Come tread with me a little space of Paradise. Many pleasant acres have I trod hitherto, but never an acre like this. It is so beautiful and restful and green. Green upon green. With blue-depthed shadows imposed from green-depthed foliage of great trees upon thick deep lawn that cushions underfoot. Bare foot. For one somehow dissociates the idea of footwear with an acre of Elysium. It is one of the paradisal blessings of this new Sweet Home of ours that we may blissfully pace it unshod, and for the most part unobserved.
The street is a mere white, meandering, coral-powdered by-way; no thing less inquisitive than the birds abides in the adjoining garden, where a rustic dwelling shows but vaguely amidst a riot of foliage; and on our southern boundary is a tropic tangle of uninhabited wildwood, fronting upon a native fishpond—an elongated bit of bay inclosed by a low wall of masonry of such antiquity that no tradition of Hawaii can place its origin.
Bayward the outlook is a shadowy coral reef, swept by tepid pea-green tides; and to its outer rim extends a slender wooden jetty, at the end of which our ship’s boat can lie even at low tide.

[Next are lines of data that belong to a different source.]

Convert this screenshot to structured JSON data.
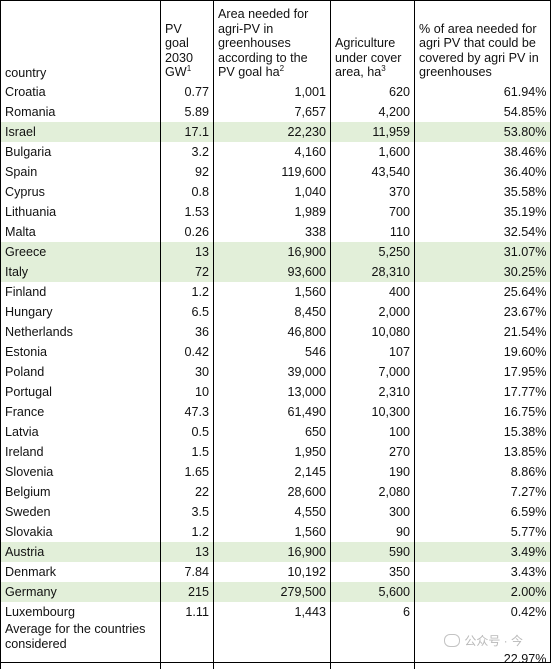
{
  "headers": {
    "country": "country",
    "pv_goal_lines": [
      "PV",
      "goal",
      "2030",
      "GW"
    ],
    "pv_goal_sup": "1",
    "area_needed_text": "Area needed for agri-PV in greenhouses according to the PV goal ha",
    "area_needed_sup": "2",
    "agri_cover_text": "Agriculture under cover area, ha",
    "agri_cover_sup": "3",
    "pct_text": "% of area needed for agri PV that could be covered by agri PV in greenhouses"
  },
  "rows": [
    {
      "country": "Croatia",
      "pv": "0.77",
      "area": "1,001",
      "cover": "620",
      "pct": "61.94%",
      "highlight": false
    },
    {
      "country": "Romania",
      "pv": "5.89",
      "area": "7,657",
      "cover": "4,200",
      "pct": "54.85%",
      "highlight": false
    },
    {
      "country": "Israel",
      "pv": "17.1",
      "area": "22,230",
      "cover": "11,959",
      "pct": "53.80%",
      "highlight": true
    },
    {
      "country": "Bulgaria",
      "pv": "3.2",
      "area": "4,160",
      "cover": "1,600",
      "pct": "38.46%",
      "highlight": false
    },
    {
      "country": "Spain",
      "pv": "92",
      "area": "119,600",
      "cover": "43,540",
      "pct": "36.40%",
      "highlight": false
    },
    {
      "country": "Cyprus",
      "pv": "0.8",
      "area": "1,040",
      "cover": "370",
      "pct": "35.58%",
      "highlight": false
    },
    {
      "country": "Lithuania",
      "pv": "1.53",
      "area": "1,989",
      "cover": "700",
      "pct": "35.19%",
      "highlight": false
    },
    {
      "country": "Malta",
      "pv": "0.26",
      "area": "338",
      "cover": "110",
      "pct": "32.54%",
      "highlight": false
    },
    {
      "country": "Greece",
      "pv": "13",
      "area": "16,900",
      "cover": "5,250",
      "pct": "31.07%",
      "highlight": true
    },
    {
      "country": "Italy",
      "pv": "72",
      "area": "93,600",
      "cover": "28,310",
      "pct": "30.25%",
      "highlight": true
    },
    {
      "country": "Finland",
      "pv": "1.2",
      "area": "1,560",
      "cover": "400",
      "pct": "25.64%",
      "highlight": false
    },
    {
      "country": "Hungary",
      "pv": "6.5",
      "area": "8,450",
      "cover": "2,000",
      "pct": "23.67%",
      "highlight": false
    },
    {
      "country": "Netherlands",
      "pv": "36",
      "area": "46,800",
      "cover": "10,080",
      "pct": "21.54%",
      "highlight": false
    },
    {
      "country": "Estonia",
      "pv": "0.42",
      "area": "546",
      "cover": "107",
      "pct": "19.60%",
      "highlight": false
    },
    {
      "country": "Poland",
      "pv": "30",
      "area": "39,000",
      "cover": "7,000",
      "pct": "17.95%",
      "highlight": false
    },
    {
      "country": "Portugal",
      "pv": "10",
      "area": "13,000",
      "cover": "2,310",
      "pct": "17.77%",
      "highlight": false
    },
    {
      "country": "France",
      "pv": "47.3",
      "area": "61,490",
      "cover": "10,300",
      "pct": "16.75%",
      "highlight": false
    },
    {
      "country": "Latvia",
      "pv": "0.5",
      "area": "650",
      "cover": "100",
      "pct": "15.38%",
      "highlight": false
    },
    {
      "country": "Ireland",
      "pv": "1.5",
      "area": "1,950",
      "cover": "270",
      "pct": "13.85%",
      "highlight": false
    },
    {
      "country": "Slovenia",
      "pv": "1.65",
      "area": "2,145",
      "cover": "190",
      "pct": "8.86%",
      "highlight": false
    },
    {
      "country": "Belgium",
      "pv": "22",
      "area": "28,600",
      "cover": "2,080",
      "pct": "7.27%",
      "highlight": false
    },
    {
      "country": "Sweden",
      "pv": "3.5",
      "area": "4,550",
      "cover": "300",
      "pct": "6.59%",
      "highlight": false
    },
    {
      "country": "Slovakia",
      "pv": "1.2",
      "area": "1,560",
      "cover": "90",
      "pct": "5.77%",
      "highlight": false
    },
    {
      "country": "Austria",
      "pv": "13",
      "area": "16,900",
      "cover": "590",
      "pct": "3.49%",
      "highlight": true
    },
    {
      "country": "Denmark",
      "pv": "7.84",
      "area": "10,192",
      "cover": "350",
      "pct": "3.43%",
      "highlight": false
    },
    {
      "country": "Germany",
      "pv": "215",
      "area": "279,500",
      "cover": "5,600",
      "pct": "2.00%",
      "highlight": true
    },
    {
      "country": "Luxembourg",
      "pv": "1.11",
      "area": "1,443",
      "cover": "6",
      "pct": "0.42%",
      "highlight": false
    }
  ],
  "average": {
    "label": "Average for the countries considered",
    "pct": "22.97%"
  },
  "watermark": "公众号 · 今",
  "colors": {
    "highlight": "#e2efd9",
    "border": "#000000"
  }
}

An eighth of a mile beyond in the rippling chrysoprase flood of Pearl Harbor, “Dream Harbor” Jack loves to call it, swings our Boat of Dreams, our little Snark, anchored in the first port of call on her mission of pure golden adventure—a gallant foolishness, perhaps, but if we be fools, let us be gallant ones. Whenever my eyes come to rest on her shining shape, I feel them growing big with visions of the coming years on her deck; and then, remembering vivid incidents of the voyage, drift back to the present with a pleased sense of several laps of adventure already run. Not the least of these is mere living in a shady nook of Paradise where one’s eyes must quest twice in the green gloom among the big trees to discover, near the waterside, the habitation—a very small, very rustic, very simple brown bungalow of three rooms.
Already, in swimming suits, we have ventured the reef at high tide, with unbounded delight in the sun-washed liquid silk. Our goal for to-morrow is the yacht, as there is scant danger from man-eating sharks in this sheltered harbor.